Measurements of turbulent stress, heat flux, salinity flux, and turbulent kinetic energy (TKE) dissipation were made in the oceanic boundary layer under freezing leads during the 1992 Lead Experiment project in the Arctic Ocean north of Alaska. Results from two instrument systems, one comprising a vertical array of four turbulence‐measuring instrument clusters, the other an automated, loose‐tethered microstructure profiler, show that forcing by modest surface fluxes (surface friction velocity u*0 ∼ 0.7 cm s−1, surface buoyancy flux 〈w′b′〉0 ∼ −0.7 × 10−7 W kg−1) substantially changes the scales and character of boundary layer turbulence relative to forcing by stress alone. Despite continuous freezing at the surface, a diurnal cycle of heating and cooling of the mixed layer was seen, with downward oceanic heat flux as high as 70 W m−2 observed at middepth in the mixed layer near solar noon. Heat flux was determined both by direct eddy covariance of temperature and vertical velocity at fixed levels and from TKE and thermal dissipation estimates from the profiling instrument, with reasonable agreement.
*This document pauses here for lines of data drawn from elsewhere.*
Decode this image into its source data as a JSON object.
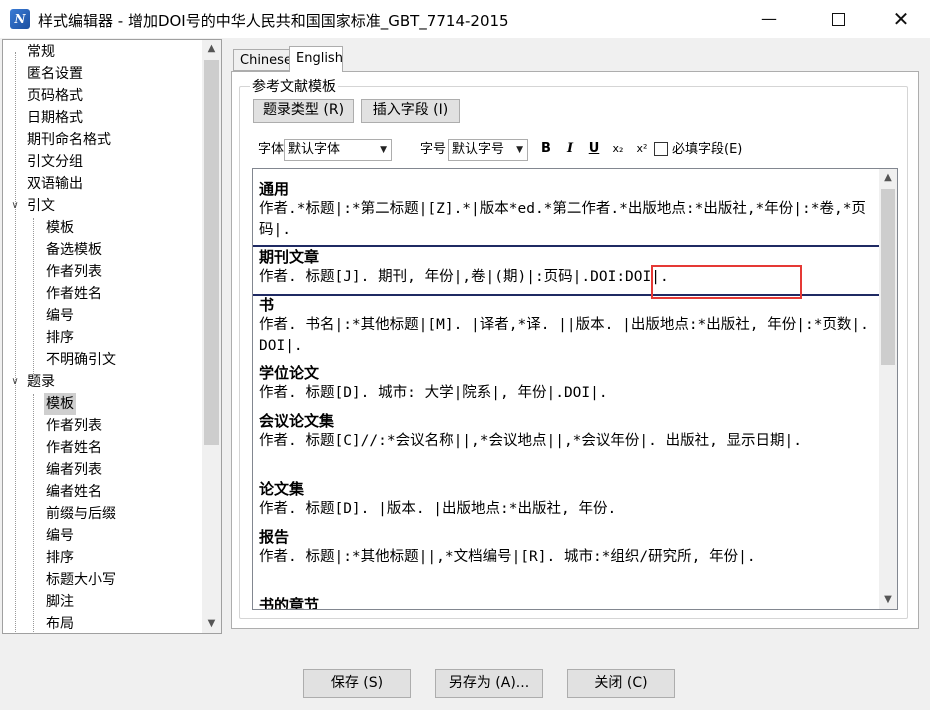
{
  "window": {
    "title": "样式编辑器 - 增加DOI号的中华人民共和国国家标准_GBT_7714-2015",
    "app_icon": "N",
    "minimize_glyph": "—",
    "close_glyph": "✕"
  },
  "tree": {
    "expanded_glyph": "∨",
    "items": [
      {
        "label": "常规"
      },
      {
        "label": "匿名设置"
      },
      {
        "label": "页码格式"
      },
      {
        "label": "日期格式"
      },
      {
        "label": "期刊命名格式"
      },
      {
        "label": "引文分组"
      },
      {
        "label": "双语输出"
      },
      {
        "label": "引文"
      },
      {
        "label": "模板"
      },
      {
        "label": "备选模板"
      },
      {
        "label": "作者列表"
      },
      {
        "label": "作者姓名"
      },
      {
        "label": "编号"
      },
      {
        "label": "排序"
      },
      {
        "label": "不明确引文"
      },
      {
        "label": "题录"
      },
      {
        "label": "模板"
      },
      {
        "label": "作者列表"
      },
      {
        "label": "作者姓名"
      },
      {
        "label": "编者列表"
      },
      {
        "label": "编者姓名"
      },
      {
        "label": "前缀与后缀"
      },
      {
        "label": "编号"
      },
      {
        "label": "排序"
      },
      {
        "label": "标题大小写"
      },
      {
        "label": "脚注"
      },
      {
        "label": "布局"
      }
    ]
  },
  "tabs": [
    {
      "label": "Chinese"
    },
    {
      "label": "English"
    }
  ],
  "group": {
    "label": "参考文献模板",
    "btn_type": "题录类型 (R)",
    "btn_insert": "插入字段 (I)"
  },
  "format": {
    "font_label": "字体",
    "font_value": "默认字体",
    "size_label": "字号",
    "size_value": "默认字号",
    "bold": "B",
    "italic": "I",
    "underline": "U",
    "subscript": "x₂",
    "superscript": "x²",
    "required_label": "必填字段(E)"
  },
  "editor": {
    "blocks": [
      {
        "head": "通用",
        "body": "作者.*标题|:*第二标题|[Z].*|版本*ed.*第二作者.*出版地点:*出版社,*年份|:*卷,*页码|."
      },
      {
        "head": "期刊文章",
        "body": "作者. 标题[J]. 期刊, 年份|,卷|(期)|:页码|.DOI:DOI|."
      },
      {
        "head": "书",
        "body": "作者. 书名|:*其他标题|[M]. |译者,*译. ||版本. |出版地点:*出版社, 年份|:*页数|.DOI|."
      },
      {
        "head": "学位论文",
        "body": "作者. 标题[D]. 城市: 大学|院系|, 年份|.DOI|."
      },
      {
        "head": "会议论文集",
        "body": "作者. 标题[C]//:*会议名称||,*会议地点||,*会议年份|. 出版社, 显示日期|."
      },
      {
        "head": "论文集",
        "body": "作者. 标题[D]. |版本. |出版地点:*出版社, 年份."
      },
      {
        "head": "报告",
        "body": "作者. 标题|:*其他标题||,*文档编号|[R]. 城市:*组织/研究所, 年份|."
      },
      {
        "head": "书的章节",
        "body": ""
      }
    ]
  },
  "buttons": {
    "save": "保存 (S)",
    "save_as": "另存为 (A)...",
    "close": "关闭 (C)"
  }
}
Similarly, there was close correspondence between TKE dissipation estimates obtained from inertial subrange spectral levels at the fixed instruments and from microstructure shear profiles. TKE production was dominated by buoyancy flux through most of the boundary layer. Thermal and saline eddy diffusivities were computed from directly measured fluxes and mixed layer temperature and salinity gradients, with mean values of 0.046 and 0.049 m2 s−1 for temperature and salinity, respectively. Kolmogorov constants for relating thermal and saline dissipations to inertial subrange spectral levels were found to be 0.9 and 1.0, respectively, but with large scatter.